Tuesday, March 26, 2013

Cyprus: It’s not over yet

The price of “bailout fatigue”


By Felix Salmon
This was not a good weekend for Russian billionaires. First, Boris Berezovsky was found dead at his English country estate. Now, all the uninsured depositors (read: Russian plutocrats) at Cyprus’s two largest banks are going to be hit much, much harder than they feared they might be when the Cyprus crisis first erupted last week.
Back then — a long, long week ago — Cypriot president Nicos Anastasiades stood firm: there was no way he would allow uninsured depositors to lose more than 10% of their money. What a difference a week makes: now, if your uninsured deposits are at the Bank of Cyprus, you’re probably going to lose about 40% And if they’re at Laiki, you’re going to lose everything.
The agreement between the Cypriot government and the Troika of the EU, IMF, and ECB is a bold and brutal geopolitical power-play. There might be language in the official communiqué about how “The Eurogroup looks forward to an agreement between Cyprus and the Russian Federation on a financial contribution”, but given the billions of euros that Russians are being forced to contribute unwillingly, the chances that they’ll happily throw a bit more money into the pot have to be tiny.
In the Europe vs Russia poker game, the Europeans have played the most aggressive move they can, essentially forcing Russian depositors to contribute maximally to the bailout against their will. If this is how the game ends, it’s an unambiguous loss for Russia, and a win for the EU. For one thing, there won’t be any capital controls: that’s a good thing. (Some deposits at Bank of Cyprus will be frozen, which is a kind of capital control, but there aren’t corralito-style barriers on the general movement of euros in and out of the country.) On top of that, public markets have been left unruffled: there’s been no panic on Europe’s bolsas, partly because the biggest hit has been taken by private Russian citizens.
Much more importantly, the two main vectors of contagion — hitting insured deposits, and exiting the euro — have been avoided.

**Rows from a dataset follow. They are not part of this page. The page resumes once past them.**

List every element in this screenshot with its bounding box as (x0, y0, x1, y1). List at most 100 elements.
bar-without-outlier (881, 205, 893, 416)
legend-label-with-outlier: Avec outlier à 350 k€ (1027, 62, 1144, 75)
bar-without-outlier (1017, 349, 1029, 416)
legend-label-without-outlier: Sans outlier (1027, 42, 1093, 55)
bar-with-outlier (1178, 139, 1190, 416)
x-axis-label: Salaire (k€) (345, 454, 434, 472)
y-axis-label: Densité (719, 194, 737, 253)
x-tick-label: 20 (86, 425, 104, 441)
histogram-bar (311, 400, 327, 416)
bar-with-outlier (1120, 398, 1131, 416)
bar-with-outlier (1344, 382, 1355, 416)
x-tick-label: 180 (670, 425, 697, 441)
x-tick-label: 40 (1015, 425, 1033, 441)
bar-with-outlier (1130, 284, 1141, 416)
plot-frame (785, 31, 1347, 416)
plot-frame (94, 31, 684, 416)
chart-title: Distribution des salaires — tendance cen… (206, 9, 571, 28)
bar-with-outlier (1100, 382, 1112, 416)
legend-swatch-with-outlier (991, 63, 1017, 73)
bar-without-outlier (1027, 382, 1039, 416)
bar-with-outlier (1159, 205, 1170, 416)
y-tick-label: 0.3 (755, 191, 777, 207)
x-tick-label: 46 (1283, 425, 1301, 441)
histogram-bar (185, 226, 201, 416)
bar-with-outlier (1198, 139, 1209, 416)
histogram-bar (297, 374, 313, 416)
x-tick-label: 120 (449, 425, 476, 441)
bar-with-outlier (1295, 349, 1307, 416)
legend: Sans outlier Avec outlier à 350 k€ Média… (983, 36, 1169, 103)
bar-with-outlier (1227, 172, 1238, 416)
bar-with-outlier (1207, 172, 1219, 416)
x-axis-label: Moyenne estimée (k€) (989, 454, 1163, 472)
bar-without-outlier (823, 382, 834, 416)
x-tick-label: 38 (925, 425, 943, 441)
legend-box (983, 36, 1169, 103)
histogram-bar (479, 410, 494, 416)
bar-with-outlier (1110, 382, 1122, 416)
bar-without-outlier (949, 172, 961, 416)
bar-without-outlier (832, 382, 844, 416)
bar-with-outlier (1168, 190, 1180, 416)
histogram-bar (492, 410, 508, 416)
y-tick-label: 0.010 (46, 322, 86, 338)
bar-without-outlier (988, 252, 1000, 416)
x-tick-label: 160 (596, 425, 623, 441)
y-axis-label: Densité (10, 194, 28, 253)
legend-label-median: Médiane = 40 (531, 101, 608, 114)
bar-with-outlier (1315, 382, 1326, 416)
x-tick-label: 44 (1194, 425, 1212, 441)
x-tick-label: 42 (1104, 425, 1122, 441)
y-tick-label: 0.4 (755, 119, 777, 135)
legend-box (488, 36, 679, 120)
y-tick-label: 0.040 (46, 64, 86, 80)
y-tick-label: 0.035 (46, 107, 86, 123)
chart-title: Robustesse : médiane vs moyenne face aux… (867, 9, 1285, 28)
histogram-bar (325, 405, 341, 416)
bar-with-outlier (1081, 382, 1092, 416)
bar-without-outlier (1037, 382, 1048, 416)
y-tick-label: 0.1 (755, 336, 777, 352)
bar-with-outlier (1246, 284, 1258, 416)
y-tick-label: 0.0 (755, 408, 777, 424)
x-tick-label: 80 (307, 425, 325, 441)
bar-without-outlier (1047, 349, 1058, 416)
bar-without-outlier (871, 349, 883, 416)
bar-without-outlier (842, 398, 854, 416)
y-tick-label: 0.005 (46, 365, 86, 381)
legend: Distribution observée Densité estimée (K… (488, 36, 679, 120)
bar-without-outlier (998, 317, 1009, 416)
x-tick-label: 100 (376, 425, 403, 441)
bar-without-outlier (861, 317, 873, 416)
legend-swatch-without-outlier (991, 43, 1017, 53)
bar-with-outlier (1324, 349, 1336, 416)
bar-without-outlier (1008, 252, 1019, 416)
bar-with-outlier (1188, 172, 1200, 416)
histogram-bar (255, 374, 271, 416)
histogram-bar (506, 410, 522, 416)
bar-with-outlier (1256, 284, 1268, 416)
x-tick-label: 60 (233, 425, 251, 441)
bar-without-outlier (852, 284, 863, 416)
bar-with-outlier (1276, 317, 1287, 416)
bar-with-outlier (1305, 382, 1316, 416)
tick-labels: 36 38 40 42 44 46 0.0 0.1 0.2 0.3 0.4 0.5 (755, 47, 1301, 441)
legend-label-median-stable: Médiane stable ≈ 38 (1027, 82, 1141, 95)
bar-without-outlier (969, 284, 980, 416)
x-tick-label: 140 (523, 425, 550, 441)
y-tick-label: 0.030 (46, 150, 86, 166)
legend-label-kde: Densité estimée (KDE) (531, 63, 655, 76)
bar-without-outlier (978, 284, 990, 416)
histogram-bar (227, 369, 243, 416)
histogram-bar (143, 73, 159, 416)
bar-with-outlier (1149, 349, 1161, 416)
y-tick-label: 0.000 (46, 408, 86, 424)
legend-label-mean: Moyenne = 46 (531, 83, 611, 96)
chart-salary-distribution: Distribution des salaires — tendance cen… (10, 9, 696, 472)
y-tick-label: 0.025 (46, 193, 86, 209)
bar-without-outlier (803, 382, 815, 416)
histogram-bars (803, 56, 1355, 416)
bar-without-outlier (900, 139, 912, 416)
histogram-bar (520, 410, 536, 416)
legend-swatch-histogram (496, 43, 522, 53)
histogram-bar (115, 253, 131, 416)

And most elegantly of all, from the Troika’s point of view, the whole thing has been constructed under existing bank-resolution authorities, which means that no vote needs to be put to the Cypriot parliament, and therefore no amount of Russian pressure can veto the deal in Nicosia.
Of course, the game does not end here. It’s unlikely that Russia will appear bearing a better deal at some point in the next 24 hours, but the hit to Cyprus’s GDP is going to be so enormous that staying in the euro over the long term, absent another round or two of massive debt relief, is going to be extremely difficult. The deal as constructed is, in Pawelmorski’s wonderful phrase, “Iceland without the fish”: Cyprus, as Iceland did before it, is letting its banks fail, since they’re too big for the government to bail out. But Iceland has other industries besides banking — and, more importantly, has a floating currency as well, which by weakening can make those industries more competitive.
In order to truly become Iceland, then, Cyprus is going to need to devalue and default. If it doesn’t, then it will live unhappily under the yoke of Europe-imposed austerity until such a time as the parliament revolts, the austerity measures are revoked, and the island drops out of the euro, and probably out of the EU as well. Cyprus’s economy is going to suffer greatly over the next few years, and its citizens are going to blame Europe for their woes; it’s entirely possible that they willvoluntarily leave the euro, if the alternative is negative economic growth as far as the eye can see, along with a massively overvalued currency. If and when those rumblings start appearing, expect the Russians to start being extremely nice to the Cypriots all over again.
Meanwhile, the resolution of Laiki is going to give the world a very real example of what happens when a too-big-to-fail bank is allowed to fail. Laiki is small by global standards, but very large by comparison with Cyprus’s GDP. If Cyprus can survive Laiki’s collapse, then maybe — just maybe — the world could cope with the “resolution” of a big bank like Citigroup. But that’s a very big “if”. More likely, the costs to Cyprus of allowing Laiki to fail will be enormous, both politically and economically. And 800,000 Cypriots will for years to come be paying the price of what Mohamed El-Erian elegantly calls “bailout fatigue”.